Pocas actividades potencian las cualidades de las personas mejor que aquellas que son producto de las manifestaciones culturales de una nación y espontaneas a cada ser humano; Colombia es un país que cuenta con un gran potencial en este tema. Sé que con obras teatrales, festivales musicales, apoyo a jóvenes artistas, diseminación de las tradiciones indígenas autóctonas, entre otras, no se va a acabar súbitamente la guerra en el país; pero si creo firmemente que si cada uno de los ciudadanos, sin importar su clase social, creyesen en el poder que tiene la cultura para cambiar eso que tanto los entristece y para vivir en el país que sueñan, se lograrían grandes cosas; ya que Colombia es un país con infinidad de riquezas naturales, humanas y culturales, que cuenta con más de 180 ritmos folclóricos, 102 etnias indígenas y gran variedad de fiestas típicas regionales. Aunque en la noticias de afuera resalten los malos actos de una minoría que desestabiliza a más de 46 millones de personas que son honradas, trabajadoras, solidarias y que quieren que las cosas cambien.

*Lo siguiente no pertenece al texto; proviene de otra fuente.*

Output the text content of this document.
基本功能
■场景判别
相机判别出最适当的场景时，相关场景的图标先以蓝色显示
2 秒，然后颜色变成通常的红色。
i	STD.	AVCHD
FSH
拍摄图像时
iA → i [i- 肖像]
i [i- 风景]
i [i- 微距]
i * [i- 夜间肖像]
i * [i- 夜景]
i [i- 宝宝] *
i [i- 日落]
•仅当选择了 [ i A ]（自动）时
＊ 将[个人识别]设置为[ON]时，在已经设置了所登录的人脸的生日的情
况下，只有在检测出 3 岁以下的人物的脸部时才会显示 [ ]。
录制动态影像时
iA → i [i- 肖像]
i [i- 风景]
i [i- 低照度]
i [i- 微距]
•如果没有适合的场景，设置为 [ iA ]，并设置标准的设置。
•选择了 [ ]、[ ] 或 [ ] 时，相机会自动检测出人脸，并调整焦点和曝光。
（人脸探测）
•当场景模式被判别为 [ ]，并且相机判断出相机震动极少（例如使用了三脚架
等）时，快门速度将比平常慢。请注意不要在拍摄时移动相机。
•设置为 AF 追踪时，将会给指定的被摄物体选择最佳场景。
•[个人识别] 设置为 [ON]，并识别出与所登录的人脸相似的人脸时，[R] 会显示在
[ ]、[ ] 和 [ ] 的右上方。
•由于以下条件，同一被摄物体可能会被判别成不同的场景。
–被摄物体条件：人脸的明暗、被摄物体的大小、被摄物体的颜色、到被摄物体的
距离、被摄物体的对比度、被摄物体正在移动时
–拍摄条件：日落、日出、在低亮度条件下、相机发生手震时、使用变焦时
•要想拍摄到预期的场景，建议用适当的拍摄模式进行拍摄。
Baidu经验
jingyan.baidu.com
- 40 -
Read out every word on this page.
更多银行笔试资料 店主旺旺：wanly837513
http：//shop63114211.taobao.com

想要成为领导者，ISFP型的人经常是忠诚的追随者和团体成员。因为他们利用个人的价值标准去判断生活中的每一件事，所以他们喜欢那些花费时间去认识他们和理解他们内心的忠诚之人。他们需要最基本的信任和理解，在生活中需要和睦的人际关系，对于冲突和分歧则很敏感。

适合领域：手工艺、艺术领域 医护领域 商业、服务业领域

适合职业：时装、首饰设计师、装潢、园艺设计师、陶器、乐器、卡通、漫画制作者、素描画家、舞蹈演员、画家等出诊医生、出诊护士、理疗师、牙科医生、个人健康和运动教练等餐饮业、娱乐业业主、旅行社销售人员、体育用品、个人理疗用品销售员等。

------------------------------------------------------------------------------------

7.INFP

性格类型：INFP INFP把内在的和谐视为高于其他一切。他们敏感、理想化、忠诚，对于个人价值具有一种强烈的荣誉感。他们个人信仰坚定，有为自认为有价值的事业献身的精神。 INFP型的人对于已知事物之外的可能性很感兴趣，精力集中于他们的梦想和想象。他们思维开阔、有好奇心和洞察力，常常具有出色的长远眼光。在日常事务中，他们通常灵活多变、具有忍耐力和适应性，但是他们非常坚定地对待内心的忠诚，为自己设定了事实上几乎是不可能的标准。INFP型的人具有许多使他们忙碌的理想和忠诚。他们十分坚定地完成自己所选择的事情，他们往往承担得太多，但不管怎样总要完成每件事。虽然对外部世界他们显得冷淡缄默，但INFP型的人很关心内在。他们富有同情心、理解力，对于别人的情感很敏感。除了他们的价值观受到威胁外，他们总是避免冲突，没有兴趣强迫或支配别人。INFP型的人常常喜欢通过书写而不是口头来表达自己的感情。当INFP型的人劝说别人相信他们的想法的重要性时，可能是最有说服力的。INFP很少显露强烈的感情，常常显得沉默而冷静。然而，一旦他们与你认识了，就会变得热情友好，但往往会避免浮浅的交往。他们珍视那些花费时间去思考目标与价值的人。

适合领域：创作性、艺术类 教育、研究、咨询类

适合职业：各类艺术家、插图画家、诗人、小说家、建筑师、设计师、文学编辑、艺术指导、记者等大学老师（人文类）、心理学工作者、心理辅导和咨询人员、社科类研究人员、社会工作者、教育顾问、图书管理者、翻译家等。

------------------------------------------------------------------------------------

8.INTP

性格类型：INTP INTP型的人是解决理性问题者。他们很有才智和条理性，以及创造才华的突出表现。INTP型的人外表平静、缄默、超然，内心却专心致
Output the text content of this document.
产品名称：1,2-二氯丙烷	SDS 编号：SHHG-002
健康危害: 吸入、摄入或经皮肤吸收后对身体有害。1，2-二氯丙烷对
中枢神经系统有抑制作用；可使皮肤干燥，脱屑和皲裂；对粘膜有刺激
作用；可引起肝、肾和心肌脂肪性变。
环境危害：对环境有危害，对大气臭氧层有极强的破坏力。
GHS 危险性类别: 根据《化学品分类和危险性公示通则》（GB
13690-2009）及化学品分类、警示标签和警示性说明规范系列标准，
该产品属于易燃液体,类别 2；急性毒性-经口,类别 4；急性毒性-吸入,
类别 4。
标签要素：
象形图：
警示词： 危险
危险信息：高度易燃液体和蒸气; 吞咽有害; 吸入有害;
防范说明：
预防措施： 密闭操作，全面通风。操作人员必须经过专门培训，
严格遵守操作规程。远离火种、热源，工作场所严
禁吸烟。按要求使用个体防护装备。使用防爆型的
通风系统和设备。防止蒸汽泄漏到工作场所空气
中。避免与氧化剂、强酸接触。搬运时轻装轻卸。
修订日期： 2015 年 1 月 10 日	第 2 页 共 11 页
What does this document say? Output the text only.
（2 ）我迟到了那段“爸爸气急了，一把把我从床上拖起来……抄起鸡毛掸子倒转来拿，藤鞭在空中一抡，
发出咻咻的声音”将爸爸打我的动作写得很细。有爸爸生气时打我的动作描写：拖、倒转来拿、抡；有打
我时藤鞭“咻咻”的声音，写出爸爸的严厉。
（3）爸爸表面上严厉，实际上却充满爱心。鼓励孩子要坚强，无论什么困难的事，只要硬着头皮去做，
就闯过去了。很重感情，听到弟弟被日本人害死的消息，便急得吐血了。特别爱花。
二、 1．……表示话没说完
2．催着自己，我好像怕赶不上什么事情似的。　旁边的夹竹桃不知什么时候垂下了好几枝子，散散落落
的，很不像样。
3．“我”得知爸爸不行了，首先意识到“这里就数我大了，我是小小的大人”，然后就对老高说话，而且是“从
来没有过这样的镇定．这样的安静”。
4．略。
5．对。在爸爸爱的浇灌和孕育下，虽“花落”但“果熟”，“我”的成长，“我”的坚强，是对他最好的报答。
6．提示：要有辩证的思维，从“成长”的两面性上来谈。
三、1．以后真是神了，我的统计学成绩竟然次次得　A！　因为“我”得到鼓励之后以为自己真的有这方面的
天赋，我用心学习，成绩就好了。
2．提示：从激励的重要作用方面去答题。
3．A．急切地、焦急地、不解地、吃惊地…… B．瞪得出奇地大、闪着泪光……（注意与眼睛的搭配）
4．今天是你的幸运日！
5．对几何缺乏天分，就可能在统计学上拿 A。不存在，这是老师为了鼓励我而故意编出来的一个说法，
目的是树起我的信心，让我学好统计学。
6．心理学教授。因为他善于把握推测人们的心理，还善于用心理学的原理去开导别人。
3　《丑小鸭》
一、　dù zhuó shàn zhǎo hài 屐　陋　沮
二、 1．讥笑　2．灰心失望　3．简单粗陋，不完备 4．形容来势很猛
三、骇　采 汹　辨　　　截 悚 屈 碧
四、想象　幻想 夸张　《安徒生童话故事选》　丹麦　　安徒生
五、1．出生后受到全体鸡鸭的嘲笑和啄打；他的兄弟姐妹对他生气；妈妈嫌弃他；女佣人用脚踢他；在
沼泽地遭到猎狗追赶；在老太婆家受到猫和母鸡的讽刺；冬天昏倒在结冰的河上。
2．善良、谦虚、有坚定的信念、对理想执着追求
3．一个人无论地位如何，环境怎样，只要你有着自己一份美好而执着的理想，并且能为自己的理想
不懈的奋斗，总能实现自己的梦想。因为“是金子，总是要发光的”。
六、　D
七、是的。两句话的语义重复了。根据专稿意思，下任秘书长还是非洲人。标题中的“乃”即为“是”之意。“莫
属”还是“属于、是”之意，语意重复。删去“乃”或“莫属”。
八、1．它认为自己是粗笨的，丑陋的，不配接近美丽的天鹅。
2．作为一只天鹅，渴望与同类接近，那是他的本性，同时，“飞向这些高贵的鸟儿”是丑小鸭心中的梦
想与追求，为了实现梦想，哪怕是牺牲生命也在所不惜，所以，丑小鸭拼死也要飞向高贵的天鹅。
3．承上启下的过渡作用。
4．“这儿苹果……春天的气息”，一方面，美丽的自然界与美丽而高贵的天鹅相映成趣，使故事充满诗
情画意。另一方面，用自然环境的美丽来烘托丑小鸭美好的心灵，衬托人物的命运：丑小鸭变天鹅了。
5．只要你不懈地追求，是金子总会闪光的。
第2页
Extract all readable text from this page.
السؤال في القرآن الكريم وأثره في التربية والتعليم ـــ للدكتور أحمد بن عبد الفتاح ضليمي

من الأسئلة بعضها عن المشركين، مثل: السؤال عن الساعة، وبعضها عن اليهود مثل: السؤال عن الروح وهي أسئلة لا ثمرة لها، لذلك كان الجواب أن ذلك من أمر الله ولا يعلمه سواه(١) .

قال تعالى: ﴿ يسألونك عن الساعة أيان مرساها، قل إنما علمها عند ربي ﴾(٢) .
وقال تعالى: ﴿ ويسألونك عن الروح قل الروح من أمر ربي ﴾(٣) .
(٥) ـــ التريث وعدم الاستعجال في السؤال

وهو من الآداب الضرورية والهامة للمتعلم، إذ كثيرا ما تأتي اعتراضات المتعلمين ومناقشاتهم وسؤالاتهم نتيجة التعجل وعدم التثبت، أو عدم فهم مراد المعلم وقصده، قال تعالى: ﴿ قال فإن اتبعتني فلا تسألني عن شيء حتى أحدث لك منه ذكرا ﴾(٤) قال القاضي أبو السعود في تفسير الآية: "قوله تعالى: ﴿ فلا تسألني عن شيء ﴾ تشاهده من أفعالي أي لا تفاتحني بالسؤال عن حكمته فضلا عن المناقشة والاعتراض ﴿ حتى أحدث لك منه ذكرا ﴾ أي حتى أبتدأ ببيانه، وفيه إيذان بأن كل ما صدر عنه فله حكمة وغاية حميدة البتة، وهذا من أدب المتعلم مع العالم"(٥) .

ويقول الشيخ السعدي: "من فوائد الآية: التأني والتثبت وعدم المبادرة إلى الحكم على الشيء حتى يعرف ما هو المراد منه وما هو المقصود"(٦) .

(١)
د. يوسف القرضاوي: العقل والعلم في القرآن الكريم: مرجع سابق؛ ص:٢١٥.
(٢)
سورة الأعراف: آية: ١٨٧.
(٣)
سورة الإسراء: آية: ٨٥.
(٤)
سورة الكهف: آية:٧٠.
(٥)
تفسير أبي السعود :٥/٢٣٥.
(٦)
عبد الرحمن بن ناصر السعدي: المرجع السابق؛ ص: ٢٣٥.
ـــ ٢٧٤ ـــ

Es posible empezar a sanar las heridas del conflicto y la desigualdad, llevando esas cosas buenas que nos hacen llamarnos Colombianos a cada rincón del país, recuperando las tradiciones de nuestros ancestros, inculcándoles a las nuevas generaciones hábitos de lectura, de escucha ante las historias de los mayores, de disfrute de las artes y sobretodo de construcción de realidades, sin discriminación de clase ni de género.

Estoy convencida de que en mis manos está el poder de construir el país que sueño y que aunque otros digan que eso suena algo idealista, es posible si continúo participando y promoviendo las actividades y nuevas iniciativas culturales de mi entorno inmediato, de la mano de aquellas organizaciones y personas que trabajan activamente por el tema y que han hecho grandes avances en este país, recuperando tradiciones e impulsando diversas disciplinas artísticas. Soy Colombiana, estoy orgullosa de serlo y no quiero vivir en el país que me toca, quiero vivir en el país que sueño.